If that is all okay, check that you have sufficient quota left to write data there: “module load cosma” and then “quota”. This should be done on a login node (login5, login6 or login7).
Finally, if you are still not able to write, check that the group you are writing as still has quota left. To identify your group, use the “id” command. This will show gid=XXXX(group) where XXXX is a number. You can then use e.g. c5quota -g XXXX (or c6quota or c7quota). Also, please note that your default group may not be that used to write your data, if your directory has a “sticky” bit set. In this case, the “ls -ld” command will show something like drwxr-sr-x. Note the “s”. You will be writing as the specified group into this directory, regardless of what your default group is. Then check that this group is not over quota.

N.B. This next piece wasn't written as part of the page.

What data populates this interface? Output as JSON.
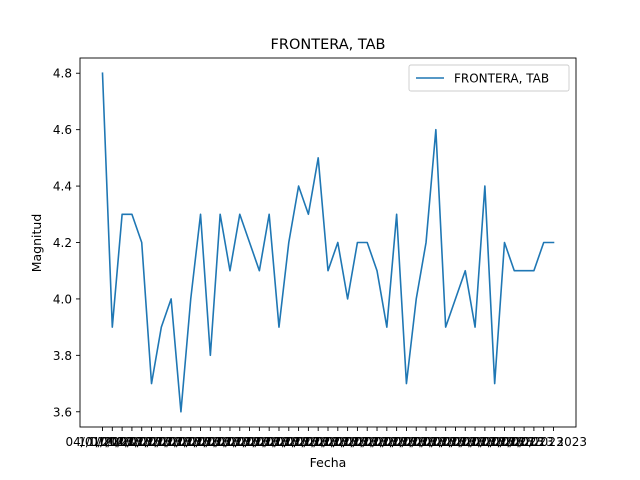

To change the group that you are writing as, if a sticky bit is set, either remove the sticky bit (chmod g-s /path/to/directory) or re-group the directory (chown USER:NEWGROUP /path/to/directory). If a sticky bit is not set, and your default group is over quota, so you wish to write as a different group, you can use the “newgrp” command: “newgrp GROUP”. This will change your group to that specified (which should be in the list given by the “id” command), for the current terminal. Therefore, you will need to do this again if you log in again. You will also need to put it into your Slurm batch scripts. Alternatively, if you believe that your default group is wrong, and wish it to be changed, please contact cosma-support.
Using the snap file systems (/snap7, /snap8)
These file systems are typically used for rapid checkpointing, and have fast read-write bandwidths.
Please bear in mind that this is temporary storage, is cleared periodically, and has no redundancy - if a disk dies, you will lose data. So don’t put anything here you can’t afford to lose.
Basically, best use comes down to how you want to use the storage, and the striping across the file system.
Assuming you have many processes which each want to write 1 file simultaneously, then the things to bear in mind: There are 192 OSTs (disks) on /snap8 and 160 OSTs on /snap7. So spreading the write load across these as best possible is a good idea.
If you are writing >96 files (80 files for /snap7), then set the striping of the parent directory to 1 (lfs setstripe -c 1 /path/to/dir) and then all files written here will be written to a single file.
If you want to optimse further, you can specify each file to be written to a specific OST in advance (lfs setstripe -c 1 -i INDEX /path/to/file) where INDEX is the index of that specific file. This effectively “touches” the file (creates a 0-byte stub), which when you then write to, will be written to the selected OST.
If you are writing fewer than 96 files (80 files on /snap7), there may be advantages in setting the stripe count to 2 or more, depending on file size (e.g lfs setstripe -c 2 /path/to/dir/or/file).
To check the number of OSTs, you can use e.g.:
lfs df /snap7 | grep OST | wc -l
Occasionally, particular OSTs are not writable (e.g. nearly full). You can use the checkOSTs.sh script to check these (module load cosma first). Run this command from within a directory on the file system in question, and it will print any OSTs to avoid (or just the total number of OSTs if all are writable).
I am a PI - how do I use my time?
You may need to sign up to join your own project on SAFE (particularly if you are a new PI and are already a member of other projects). You also need to specify within your Slurm batch scripts that your time should be allocated to your project.
As a PI, how do I manage storage allocations?
As a PI, you are responsible for managing the allocation of storage to users. Each user assigned to your project will get a default quota (typically 10TB). By default, we assume that if a user requires more quota, you will give implicit approval, and therefore, their quota can be increased by emailing COSMA support. However, if you would like more control (some large projects do this), then we can ask users to get approval for quota extensions from you.
The sum of the space used by users should not be greater than the total allocation assigned to your project.
See the Lustre page for information about how to get your current quota.